Happily, for the record, the service continues to be superlative: it’s as simple as
that. Many of the staff have a new spring in their ever-helpful step: a sense of pride in this ‘rebirth’. And as for the balconies (somewhat redundant areas in the original design), they have been cleverly incorporated into the new room design, bringing a new sense of space and light to the sleek ‘everything at your fingertip’ guest rooms. All 502 rooms and suites have been rejuvenated with a special focus on quality and individual detail (none of the 68 suites are alike). There is a strong sense of luxury: from the pure linen bed sheets, to the inclusion of iPod docking systems, and the maintenance of the clever in-room service cupboards, this is five star, Mandarin style.

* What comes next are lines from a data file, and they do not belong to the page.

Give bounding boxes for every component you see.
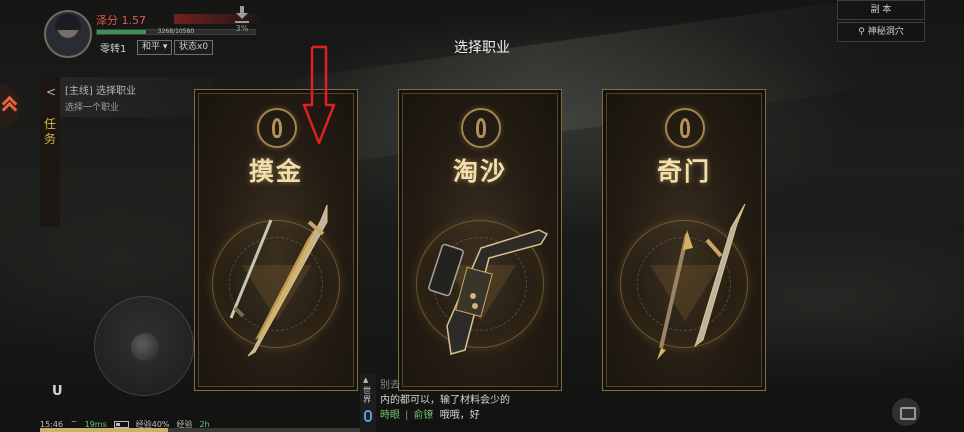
gun-icon bbox=[428, 229, 549, 355]
chat-line: 别去 bbox=[380, 380, 400, 391]
chat-messages[interactable]: 别去 内的都可以，输了材料会少的 時眼 | 俞镣 哦哦，好 bbox=[380, 378, 560, 423]
chat-line: 内的都可以，输了材料会少的 bbox=[380, 395, 510, 406]
top-right-panel: 副 本 ⚲ 神秘洞穴 bbox=[837, 0, 925, 42]
quest-tab[interactable]: < 任务 bbox=[40, 77, 60, 227]
chat-expand-icon[interactable]: ▲ bbox=[363, 376, 368, 384]
quest-entry[interactable]: [主线] 选择职业 选择一个职业 bbox=[60, 77, 214, 117]
spade-emblem-icon bbox=[665, 108, 705, 148]
download-indicator[interactable]: 3% bbox=[232, 6, 252, 33]
tutorial-arrow-icon bbox=[302, 45, 336, 145]
bag-icon[interactable] bbox=[892, 398, 920, 426]
quest-panel[interactable]: < 任务 [主线] 选择职业 选择一个职业 bbox=[40, 77, 214, 227]
spear-icon bbox=[657, 203, 746, 360]
microphone-icon[interactable] bbox=[364, 410, 372, 422]
chat-sender[interactable]: 俞镣 bbox=[413, 410, 433, 421]
location-button[interactable]: ⚲ 神秘洞穴 bbox=[837, 22, 925, 42]
chevron-up-icon bbox=[2, 98, 16, 112]
chat-line: 時眼 | 俞镣 哦哦，好 bbox=[380, 410, 480, 421]
class-card-taosha[interactable]: 淘沙 bbox=[398, 89, 562, 391]
download-icon bbox=[235, 6, 249, 20]
ub-logo-icon[interactable]: U bbox=[52, 384, 63, 399]
flame-emblem-icon bbox=[257, 108, 297, 148]
chat-sender[interactable]: 時眼 bbox=[380, 410, 400, 421]
movement-joystick[interactable] bbox=[94, 296, 194, 396]
exp-progress-bar bbox=[40, 428, 360, 432]
page-title: 选择职业 bbox=[454, 40, 510, 56]
player-name: 泽分 1.57 bbox=[96, 14, 146, 27]
class-name: 奇门 bbox=[656, 157, 711, 186]
dungeon-button[interactable]: 副 本 bbox=[837, 0, 925, 20]
class-name: 淘沙 bbox=[452, 157, 507, 186]
greatsword-icon bbox=[229, 204, 328, 357]
battery-icon bbox=[113, 420, 129, 428]
quest-desc: 选择一个职业 bbox=[65, 103, 120, 113]
chat-channel-label: 世界 bbox=[363, 386, 371, 404]
class-card-qimen[interactable]: 奇门 bbox=[602, 89, 766, 391]
download-percent: 3% bbox=[235, 24, 249, 33]
exp-progress-fill bbox=[40, 428, 168, 432]
axe-emblem-icon bbox=[461, 108, 501, 148]
quest-title: [主线] 选择职业 bbox=[65, 86, 136, 97]
chat-channel-tab[interactable]: ▲ 世界 bbox=[360, 374, 376, 432]
location-label: 神秘洞穴 bbox=[867, 27, 904, 37]
collapse-arrow-icon[interactable]: < bbox=[46, 85, 56, 99]
class-name: 摸金 bbox=[248, 157, 303, 186]
chat-text: 哦哦，好 bbox=[439, 410, 480, 421]
joystick-knob[interactable] bbox=[131, 333, 159, 361]
quest-tab-label: 任务 bbox=[43, 117, 56, 146]
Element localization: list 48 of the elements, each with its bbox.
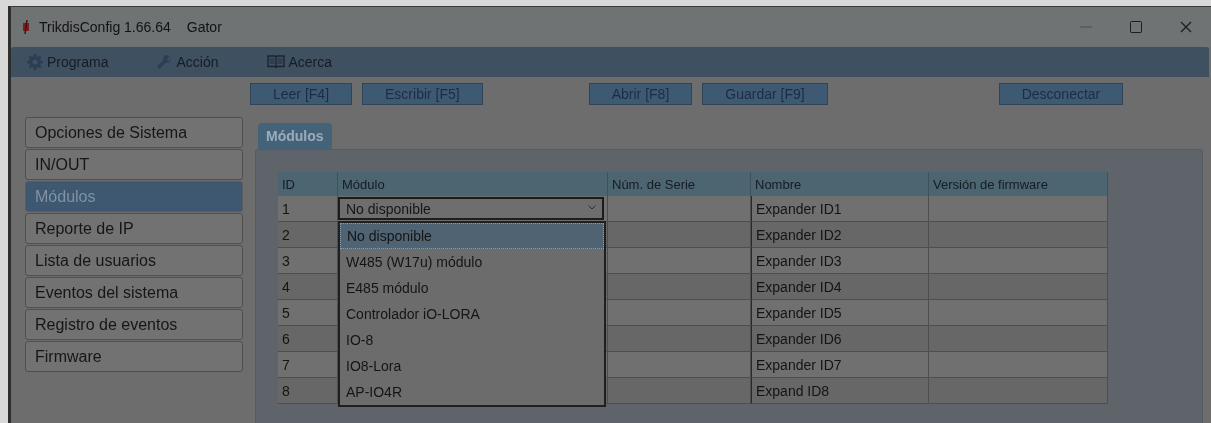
dropdown-option[interactable]: No disponible [340,223,604,249]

And as for the rest: personal favourites abound. Among the string of watering holes and places to share a meal I would include the drama and harbour views from Pierre (the contemporary French restaurant that matches 25th floor views with creative fine food inspired by 3-star Michelin chef Pierre Gagnaire). The fresh clean décor of the famous Mandarin Grill and Bar also appeals. It has been updated by Sir Terence Conran and his team who have ‘thrown open’ previously hidden windows. I also like the distinctly Asian feel to Man Wah restaurant and the rich purple hues of the M Bar’s cosy yet contemporary setting. Hotel stalwarts may debate which changes they prefer, (or dislike), but the crowds already flooding the Mandarin aren’t here for discussions, they have come to enjoy.

Perhaps the icing on the cake is the spacious new Mandarin Spa, a creatively developed area for guests to retreat from the hustle and bustle of the streets of Central outside. Incorporating eight treatment suites, a gymnasium and work-out space, and a Chinese herbal steam room, a zen tea room, vitality pool area and dry sauna within the male spa area, and a kneipp massage pool in the female spa area, the whole Spa area is serenity personified with a decorative Shanghai style. At least that is my impression after a ‘four hand’ Oriental Harmony treatment specially selected from the huge range across the Zen, Traditional Chinese, and Ayurvedic menus. (But to be honest, once pampered, it is hard to fully focus my mind.)

When guests step beyond the hotel’s doors, Hong Kong continues to excite with its eclectic mix of traditional and modern distractions. Worth a trip is the new Ngong Ping 360, a cable car experience that takes visitors to the Tian Tan Buddha Statue, the world’s largest seated outdoor Buddha. On a ride taking approximately 25 minutes through North Lantau Country Park, you can drink in Hong Kong’s hilly topography and extensive
green parkland – the ‘other’ Hong Kong beyond its recognizable skyline.

Just like the nightly light show that floods this cityscape with a drama-filled mix of patterns and colours, there is an ongoing mood of celebration washing over Hong Kong that pays respect to its wonderfully rich past, while looking with enthusiasm to the future. Much like the mood in the Mandarin Oriental itself.